The incidence of myelosuppression was slightly higher in the HAIC+TAE group compared to that in the TACE group (leukocytopenia HAIC+TAE vs. TACE, 26.0% vs 13%; thrombocytopenia HAIC+TAE vs. TACE, 26.0% vs. 17.4%). However, there was no significant difference between the two groups (leukocytopenia, P=0.457; thrombocytopenia, P=0.475). Although one patient (4.3%) in the HAIC+TAE group met the criteria for a severe adverse event with a grade 3 leukocytopenia and thrombocytopenia, leukocytes and platelets of the patient recovered slowly after treatment discontinuation. A recent study 21 has demonstrated the safety of the TACE+HAIC therapy for HCC with portal vein tumor thrombus. The incidence of myelosuppression in the above study (leukocytopenia, 39.6%; thrombocytopenia, 38.8%) appeared to be higher than that in the HAIC+TAE group of this study. This may be related to the relatively high dose of chemotherapeutic drugs used in TACE+HAIC treatment. Overall, HAIC+TAE treatment was safe enough for uHCC.

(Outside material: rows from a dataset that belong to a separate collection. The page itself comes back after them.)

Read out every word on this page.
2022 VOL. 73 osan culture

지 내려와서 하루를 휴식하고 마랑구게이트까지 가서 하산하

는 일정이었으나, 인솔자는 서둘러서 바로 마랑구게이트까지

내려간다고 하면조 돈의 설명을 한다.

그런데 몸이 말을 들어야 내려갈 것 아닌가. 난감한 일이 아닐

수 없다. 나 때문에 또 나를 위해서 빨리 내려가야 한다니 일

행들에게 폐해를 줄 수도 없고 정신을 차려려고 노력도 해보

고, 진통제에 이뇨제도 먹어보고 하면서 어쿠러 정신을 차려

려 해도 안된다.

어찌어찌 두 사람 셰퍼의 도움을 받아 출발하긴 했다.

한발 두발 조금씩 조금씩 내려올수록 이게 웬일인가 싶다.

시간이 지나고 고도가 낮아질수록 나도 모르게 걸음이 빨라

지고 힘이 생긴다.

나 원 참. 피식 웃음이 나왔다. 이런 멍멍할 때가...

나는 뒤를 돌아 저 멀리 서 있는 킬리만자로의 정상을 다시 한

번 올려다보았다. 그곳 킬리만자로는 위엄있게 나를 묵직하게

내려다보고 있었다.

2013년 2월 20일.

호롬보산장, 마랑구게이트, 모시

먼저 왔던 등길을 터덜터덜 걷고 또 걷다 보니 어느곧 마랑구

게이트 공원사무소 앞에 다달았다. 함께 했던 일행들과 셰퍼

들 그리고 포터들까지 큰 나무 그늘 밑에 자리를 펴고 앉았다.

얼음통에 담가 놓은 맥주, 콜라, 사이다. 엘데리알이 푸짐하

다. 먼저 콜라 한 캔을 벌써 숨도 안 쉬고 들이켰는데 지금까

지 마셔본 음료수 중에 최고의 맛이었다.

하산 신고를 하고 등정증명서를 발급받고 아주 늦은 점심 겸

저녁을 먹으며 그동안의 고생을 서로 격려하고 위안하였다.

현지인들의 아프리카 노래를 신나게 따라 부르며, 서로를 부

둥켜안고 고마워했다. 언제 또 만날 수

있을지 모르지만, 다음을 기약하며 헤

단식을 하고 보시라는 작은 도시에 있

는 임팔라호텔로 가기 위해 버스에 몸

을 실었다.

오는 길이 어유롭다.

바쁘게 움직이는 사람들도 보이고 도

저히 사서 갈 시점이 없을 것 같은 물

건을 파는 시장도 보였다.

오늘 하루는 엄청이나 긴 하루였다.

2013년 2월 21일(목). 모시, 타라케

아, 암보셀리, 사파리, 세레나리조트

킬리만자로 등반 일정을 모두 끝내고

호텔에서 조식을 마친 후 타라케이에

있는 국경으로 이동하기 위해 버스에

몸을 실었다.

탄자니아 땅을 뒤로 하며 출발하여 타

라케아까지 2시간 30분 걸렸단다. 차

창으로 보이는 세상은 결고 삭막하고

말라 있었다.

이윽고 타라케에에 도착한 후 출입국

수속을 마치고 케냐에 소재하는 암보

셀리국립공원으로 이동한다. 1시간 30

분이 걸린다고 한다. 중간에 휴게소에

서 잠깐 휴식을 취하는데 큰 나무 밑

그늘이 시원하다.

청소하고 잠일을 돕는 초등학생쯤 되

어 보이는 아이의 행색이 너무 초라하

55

Several limitations of this study should be noted. First, the small sample size of this study may cause information bias. Second, it is a pity that different treatment sequences of TAE and HAIC were not compared in this study, because fewer patients accepted HAIC after TAE in our center. Finally, part of the patients received systemic therapy, which would affect the outcomes of the TTP and OS. Therefore, prospective studies with a large sample size are required to verify the results of this study.
Conclusions
The sequential therapy of HAIC+TAE holds the promise of prolonging the median TTP and OS for patients with uHCC when compared to conventional TACE, while maintaining an acceptable safety profile. Consequently, HAIC+TAE could potentially emerge as a novel treatment option for individuals with uHCC.
Footnotes
Declaration of conflicting interests
The author(s) declared no potential conflicts of interest with respect to the research, authorship, and/or publication of this article.
Funding
The author(s) received no financial support for the research, authorship, and/or publication of this article.
Ethical approval
All procedures performed in studies involving human participants were in accordance with the ethical standards of the institutional and/or national research committee and with the 1964 Helsinki declaration and its later amendments or comparable ethical standards. For this type of study formal consent is not required. This article does not contain any studies with animals performed by any of the authors.
Informed consent
This study has obtained IRB approval from the first affiliated hospital of Soochow University and the need for informed consent was waived.
Consent for publication
Consent for publication was obtained for every individual person’s data included in the study.